Fall, winter, and early spring are the months i fish. I have not been out since May, but am atually going to fish today before work. The temps and rain should secure the river for me. I have grown to enjoy my fishing in these off months.
@mak1277 Mark, I try to go fishing when the crowds are not around. Generally, Tuesday-Friday are the best days to fish and not see a lot of people. I fish fall, early winter, spring, and early summer. Fishing in the summer often puts too much stress on the trout unless there has been a lot of rain. There are streams in VA that you can fish in the summer because they hold a good flow of water all year long. I have to go more to the western side of VA to find those types of streams. The eastern side of the Blue Ridge is bad news during the summer months. Acidity, human impact, and drought really make it difficult for the trout to survive. It takes me about 2.5 hours to reach the eastern streams of the Blue Ridge and Shenandoah NP. This is where I fish for trout most of the time due to driving time. I used to drive all over the place but as I got older, I just don’t enjoy spending a lot of time driving on #64 or #81. Looking at my recent journals, I generally fish about 50-80 days a year for trout and about 40-50 days a year for warm water fish.
I have recently noticed the brook trout starting to show those beautiful spawning colors on my last fishing trip to the Upper Rapidan River (Oct. 20th).
While there is no official fishing or trout season here in eastern Idaho, winter itself provides a very real barrier to fishing if you’re a softie like me.
Tristen, there is some level of imposed comfort in winter fishing. It is not efficient nor good for the fish if it is below freezing…so it is easy to take comfort in only fishing those warmer days…32 and above.
Winter fishing amazes me every year. Hatching insects at 32 degrees. Spiders crawling around on snow. So cool.
I really just was wondering if you stop fishing for brookies while they’re spawning or not. I debate this with myself every year, and typically I’ll succumb to temptation at least once from mid-October to December 31.
Here in Utah we can fish year round. Some of the upper streams close due to regulation to protect spawning, mainly where there are cutthroat. I’ll fish rivers where there are spawning chasers like when rainbows chase the Kokanee out of the reservoirs. There’s always some fun fishing when that happens.
Sorry Mike, I went off into a stream of thought and never answered you intended question…(sounds like I’m practicing to become a politician) . I am careful fishing during the spawning time and fish at stocked trout waters more often.

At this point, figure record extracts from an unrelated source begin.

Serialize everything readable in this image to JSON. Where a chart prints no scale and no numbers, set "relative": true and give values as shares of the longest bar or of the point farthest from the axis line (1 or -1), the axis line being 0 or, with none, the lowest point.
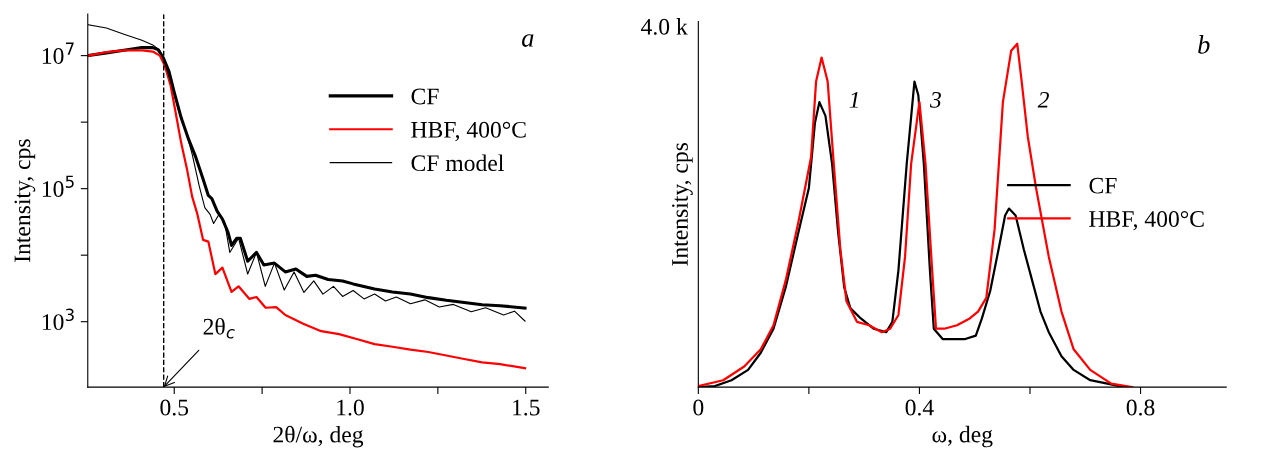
{
  "chart_data": [
    {
      "type": "line",
      "xlabel": "2θ/ω, deg",
      "ylabel": "Intensity, cps",
      "log": "y",
      "legend": "upper right",
      "grid": false,
      "xlim": [
        0.254,
        1.564
      ],
      "xticks": [
        0.5,
        {
          "value": 0.75,
          "label": null
        },
        {
          "value": 1.0,
          "label": "1.0"
        },
        {
          "value": 1.25,
          "label": null
        },
        1.5
      ],
      "ylim": [
        104,
        42000000
      ],
      "yticks": [
        {
          "value": 1000,
          "label": "10$^{3}$"
        },
        {
          "value": 10000,
          "label": null
        },
        {
          "value": 100000,
          "label": "10$^{5}$"
        },
        {
          "value": 1000000,
          "label": null
        },
        {
          "value": 10000000,
          "label": "10$^{7}$"
        }
      ],
      "ref_lines": [
        {
          "axis": "x",
          "value": 0.47,
          "label": null,
          "color": "#000000",
          "line_style": "dashed"
        }
      ],
      "annotations": [
        "a",
        {
          "text": "2θ$_{c}$",
          "x": 0.47,
          "y": 104
        }
      ],
      "series": [
        {
          "name": "CF",
          "color": "#000000",
          "x": [
            0.256,
            0.307,
            0.357,
            0.408,
            0.439,
            0.454,
            0.469,
            0.485,
            0.5,
            0.52,
            0.541,
            0.561,
            0.582,
            0.597,
            0.607,
            0.622,
            0.637,
            0.653,
            0.663,
            0.678,
            0.688,
            0.709,
            0.734,
            0.755,
            0.785,
            0.816,
            0.846,
            0.877,
            0.902,
            0.938,
            0.979,
            1.009,
            1.07,
            1.121,
            1.172,
            1.223,
            1.274,
            1.325,
            1.376,
            1.427,
            1.498
          ],
          "values": [
            10000000.0,
            11000000.0,
            12000000.0,
            13200000.0,
            13200000.0,
            12300000.0,
            9300000.0,
            5800000.0,
            2800000.0,
            1150000.0,
            550000.0,
            300000.0,
            140000.0,
            79000.0,
            71000.0,
            46000.0,
            35000.0,
            22000.0,
            14000.0,
            18000.0,
            18000.0,
            8100,
            11000.0,
            7100,
            7600,
            5600,
            6200,
            4800,
            5000,
            4300,
            4100,
            3700,
            3100,
            2800,
            2600,
            2300,
            2100,
            1950,
            1800,
            1740,
            1600
          ]
        },
        {
          "name": "HBF, 400°C",
          "color": "#ff0000",
          "x": [
            0.256,
            0.307,
            0.357,
            0.408,
            0.439,
            0.459,
            0.474,
            0.49,
            0.505,
            0.52,
            0.536,
            0.551,
            0.566,
            0.582,
            0.597,
            0.617,
            0.637,
            0.663,
            0.683,
            0.714,
            0.734,
            0.76,
            0.79,
            0.816,
            0.867,
            0.918,
            0.969,
            1.019,
            1.07,
            1.121,
            1.172,
            1.223,
            1.274,
            1.325,
            1.376,
            1.427,
            1.498
          ],
          "values": [
            10000000.0,
            11300000.0,
            12000000.0,
            12000000.0,
            11500000.0,
            10000000.0,
            6900000.0,
            3500000.0,
            1300000.0,
            480000.0,
            200000.0,
            76000.0,
            41000.0,
            17000.0,
            16000.0,
            5200,
            6500,
            2800,
            3400,
            2200,
            2350,
            1620,
            1660,
            1260,
            930,
            720,
            650,
            550,
            460,
            420,
            380,
            350,
            310,
            275,
            245,
            230,
            200
          ]
        },
        {
          "name": "CF model",
          "color": "#000000",
          "x": [
            0.256,
            0.307,
            0.357,
            0.408,
            0.439,
            0.459,
            0.474,
            0.49,
            0.51,
            0.531,
            0.551,
            0.571,
            0.587,
            0.602,
            0.612,
            0.627,
            0.643,
            0.658,
            0.683,
            0.709,
            0.734,
            0.759,
            0.785,
            0.813,
            0.841,
            0.869,
            0.897,
            0.923,
            0.953,
            0.979,
            1.009,
            1.04,
            1.07,
            1.101,
            1.132,
            1.172,
            1.213,
            1.254,
            1.294,
            1.345,
            1.386,
            1.437,
            1.468,
            1.498
          ],
          "values": [
            29000000.0,
            26000000.0,
            21000000.0,
            17000000.0,
            14500000.0,
            12000000.0,
            7400000.0,
            4000000.0,
            1660000.0,
            790000.0,
            330000.0,
            110000.0,
            52000.0,
            41000.0,
            30000.0,
            41000.0,
            32000.0,
            11000.0,
            18000.0,
            5200,
            11000.0,
            3400,
            7600,
            3000,
            5600,
            2750,
            4100,
            2600,
            3400,
            2400,
            2950,
            2200,
            2600,
            2050,
            2350,
            1860,
            2130,
            1660,
            1820,
            1410,
            1620,
            1260,
            1440,
            1020
          ]
        }
      ]
    },
    {
      "type": "line",
      "xlabel": "ω, deg",
      "ylabel": "Intensity, cps",
      "legend": "center right",
      "grid": false,
      "xlim": [
        0,
        0.955
      ],
      "xticks": [
        0,
        {
          "value": 0.2,
          "label": null
        },
        0.4,
        {
          "value": 0.6,
          "label": null
        },
        0.8
      ],
      "relative": true,
      "annotations": [
        "b",
        "1",
        "3",
        "2",
        "4.0 k"
      ],
      "series": [
        {
          "name": "CF",
          "color": "#000000",
          "x": [
            0,
            0.03,
            0.06,
            0.09,
            0.113,
            0.136,
            0.158,
            0.181,
            0.2,
            0.211,
            0.219,
            0.23,
            0.242,
            0.253,
            0.264,
            0.275,
            0.294,
            0.317,
            0.34,
            0.351,
            0.362,
            0.377,
            0.391,
            0.398,
            0.408,
            0.419,
            0.426,
            0.442,
            0.46,
            0.483,
            0.502,
            0.513,
            0.528,
            0.543,
            0.555,
            0.562,
            0.574,
            0.589,
            0.604,
            0.619,
            0.634,
            0.657,
            0.679,
            0.709,
            0.74,
            0.77
          ],
          "values": [
            0,
            0.003,
            0.02,
            0.05,
            0.1,
            0.17,
            0.29,
            0.45,
            0.58,
            0.77,
            0.83,
            0.79,
            0.65,
            0.45,
            0.29,
            0.23,
            0.2,
            0.17,
            0.16,
            0.19,
            0.34,
            0.65,
            0.89,
            0.85,
            0.65,
            0.34,
            0.17,
            0.14,
            0.14,
            0.14,
            0.15,
            0.2,
            0.28,
            0.4,
            0.5,
            0.52,
            0.5,
            0.4,
            0.31,
            0.22,
            0.16,
            0.09,
            0.05,
            0.02,
            0.01,
            0
          ]
        },
        {
          "name": "HBF, 400°C",
          "color": "#ff0000",
          "x": [
            0,
            0.045,
            0.083,
            0.113,
            0.136,
            0.158,
            0.181,
            0.204,
            0.213,
            0.223,
            0.234,
            0.245,
            0.257,
            0.268,
            0.287,
            0.309,
            0.332,
            0.347,
            0.362,
            0.374,
            0.385,
            0.4,
            0.411,
            0.423,
            0.43,
            0.445,
            0.468,
            0.491,
            0.506,
            0.521,
            0.536,
            0.551,
            0.566,
            0.577,
            0.585,
            0.596,
            0.611,
            0.634,
            0.657,
            0.679,
            0.709,
            0.747,
            0.785
          ],
          "values": [
            0.003,
            0.02,
            0.06,
            0.11,
            0.18,
            0.31,
            0.48,
            0.67,
            0.89,
            0.96,
            0.89,
            0.65,
            0.4,
            0.25,
            0.19,
            0.18,
            0.16,
            0.17,
            0.21,
            0.38,
            0.65,
            0.83,
            0.65,
            0.34,
            0.17,
            0.17,
            0.18,
            0.2,
            0.22,
            0.26,
            0.46,
            0.83,
            0.98,
            1,
            0.89,
            0.73,
            0.58,
            0.38,
            0.22,
            0.11,
            0.05,
            0.01,
            0
          ]
        }
      ]
    }
  ]
}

We need to give these little guys a chance so that we can have great fishing in the future. However, I do sometimes fish for wild brookies at this time of year but I stop fishing after catching 6-8 trout (if I’m that lucky). Then I study the aquatic insects in the water and do some chemical water testing.
Then I study the aquatic insects in the water and do some chemical water testing.
@Kookagee What are you testing for, and how are you testing?
Tristan, I sent you a message. Thank you for asking.